Starting a business takes great consideration and preparation, and a key question is which type of business entity to form. If you’re forming a business with partners, two of your options are a limited liability company (LLC) and a partnership. You need to understand the differences to decide which is right for you.
What Is an LLC?
An LLC is an increasingly popular business structure for startups, offering liability protection for ownership and greater flexibility than a corporation, particularly in terms of taxes. The LLC itself does not pay taxes. As a “pass-through” entity, income passes through the business to the owner or owners, who report it on their personal tax returns. An LLC is created by filing paperwork with your state, and nominal fees are involved.
An LLC offers its owner or owners, who are called members, considerable flexibility in terms of management. You can choose your management and operational structure and decide how you want to be taxed. Your LLC can have a single member or multiple members, all of whom have personal liability protection, meaning your personal assets are not at risk if you cannot pay business debts or are involved in a lawsuit.
What Is a Partnership?
Partnerships are informal business structures for companies with two or more owners. If you and one or more people are running a business and you haven’t formed a business entity in your state, you’re automatically considered a partnership. You should have a partnership agreement, although one is not required by law, to detail how ownership and profits and losses are divided, as well as other provisions regarding how disputes are resolved, and what happens if a partner leaves or is added. An attorney is recommended to draw up the partnership agreement.
Partnerships are not considered separate entities from the owners and are not taxed. Profits and losses are passed through to the partners who report the income on their personal tax returns on a Schedule C. Partners may be eligible for the 20% pass-through deduction that was part of the Tax Cuts and Jobs Act, meaning they can deduct up to 20% of business income.
A partnership must also file form 1065 with the IRS, which is the Return of Partnership Income. Attached to this will be K-1 forms for each partner, showing their share of the business income. Form 1065 is for reporting only – again, the partnership itself is not taxed.
How Partnerships and LLCs Compare
Partnerships do not have to go through a formal formation process with the state, while LLCs must file articles of organization with the state. There is no required paperwork for a partnership.
An LLC should have an operating agreement, which is similar to a partnership agreement. Both specify ownership, profit sharing, management responsibilities, and more. Neither document is required, but both are extremely useful.
In the case of disputes, an LLC would have to consult state LLC regulations to resolve an issue if it had no operating agreement in place. In the case of a partnership, state regulations do not apply, so a dispute would be settled by the courts, if no partnership agreement is in place.

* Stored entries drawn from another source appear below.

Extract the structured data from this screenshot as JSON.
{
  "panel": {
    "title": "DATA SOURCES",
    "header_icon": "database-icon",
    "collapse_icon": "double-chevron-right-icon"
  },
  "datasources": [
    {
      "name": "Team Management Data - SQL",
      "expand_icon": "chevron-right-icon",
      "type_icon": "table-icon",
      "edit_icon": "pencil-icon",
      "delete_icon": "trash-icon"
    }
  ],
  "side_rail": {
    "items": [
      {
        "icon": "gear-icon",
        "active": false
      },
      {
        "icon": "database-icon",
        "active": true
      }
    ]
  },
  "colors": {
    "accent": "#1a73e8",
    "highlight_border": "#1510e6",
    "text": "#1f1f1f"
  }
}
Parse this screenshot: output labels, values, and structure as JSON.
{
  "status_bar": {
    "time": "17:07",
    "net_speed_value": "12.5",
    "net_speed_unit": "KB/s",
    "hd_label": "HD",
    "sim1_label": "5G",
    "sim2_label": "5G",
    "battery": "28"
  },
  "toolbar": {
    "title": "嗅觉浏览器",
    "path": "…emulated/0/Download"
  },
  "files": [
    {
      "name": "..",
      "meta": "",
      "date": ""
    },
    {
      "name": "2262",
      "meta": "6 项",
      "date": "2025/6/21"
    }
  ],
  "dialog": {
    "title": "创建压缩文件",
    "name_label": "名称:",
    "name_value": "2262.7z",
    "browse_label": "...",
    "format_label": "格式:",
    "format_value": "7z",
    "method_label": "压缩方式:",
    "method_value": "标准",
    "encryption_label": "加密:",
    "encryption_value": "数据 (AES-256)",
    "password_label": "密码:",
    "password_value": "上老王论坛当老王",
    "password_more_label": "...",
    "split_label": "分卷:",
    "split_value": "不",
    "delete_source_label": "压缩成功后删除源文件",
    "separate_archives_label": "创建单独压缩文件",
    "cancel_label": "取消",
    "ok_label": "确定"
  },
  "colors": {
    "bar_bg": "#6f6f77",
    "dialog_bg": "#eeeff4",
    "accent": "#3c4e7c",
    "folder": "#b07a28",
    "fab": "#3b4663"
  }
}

The key difference between an LLC and a partnership is liability protection.
LLC members have personal liability protection, meaning the members are not personally liable for debts or obligations of the company.
Partnerships do not offer that protection, meaning that if debts of the company are unpaid, or the company is sued, the partners’ personal assets are at risk. This means any assets, including their homes. This is the number one reason that business owners choose an LLC over of a partnership.
In terms of taxation, they are essentially the same. Income is passed through to the owners and reported on their personal tax returns. The exception to this is if the LLC has chosen to be taxed as a corporation. To do so, the LLC must file a document, referred to as an election, with the IRS. The LLC must then decide if it wishes to be taxed as an S corporation or a C corporation.
C Corp status means profits are taxed at the current rate for corporations (21% as of early 2022), which is significantly lower than the typical individual taxpayer rate. But keep in mind, C Corp shareholders, which includes members, must also pay taxes on their distributions (but not self-employment taxes). Thus, the C Corp is subject to what is sometimes referred to as double taxation.
As with a partnership and an LLC, S Corp taxation considers the LLC a pass-through entity, which means income passes through the company and into the hands of the owners. At this point, taxes are applied at the same rate as those of individual taxpayers.
S Corps use Form 1120S to file their taxes, which is used to report the income, losses, and dividends of S corporation shareholders. S Corp shareholders do not pay self-employment taxes, which is the primary advantage of S Corp status compared to sole proprietorship or partnership.
Generally, S Corp tax status is beneficial if the company is profitable enough to pay the owners a salary and at least $10,000 in annual distributions. This way, the owners can be taxed as employees and not pay self-employment taxes. It costs more to run an S Corp than an LLC due to additional bookkeeping and payroll expenses. Thus, the tax benefits should be more than the additional costs for S Corp status to make financial sense.
Partnerships and LLCs have significant similarities, particularly in terms of taxation. The key difference is that LLCs offer personal liability protection while partnerships do not. This is an extremely important factor to consider when making your decision. In a partnership, you risk the seizure of your personal assets, including your home, if the business is sued. It’s recommended that you seek the advice of an attorney when making your decision.
If you choose an LLC, you should have an operating agreement; while if you choose a partnership you should have a partnership agreement, as both are very important documents. An attorney can make sure these documents cover all bases and protect the interests of the business and its owners.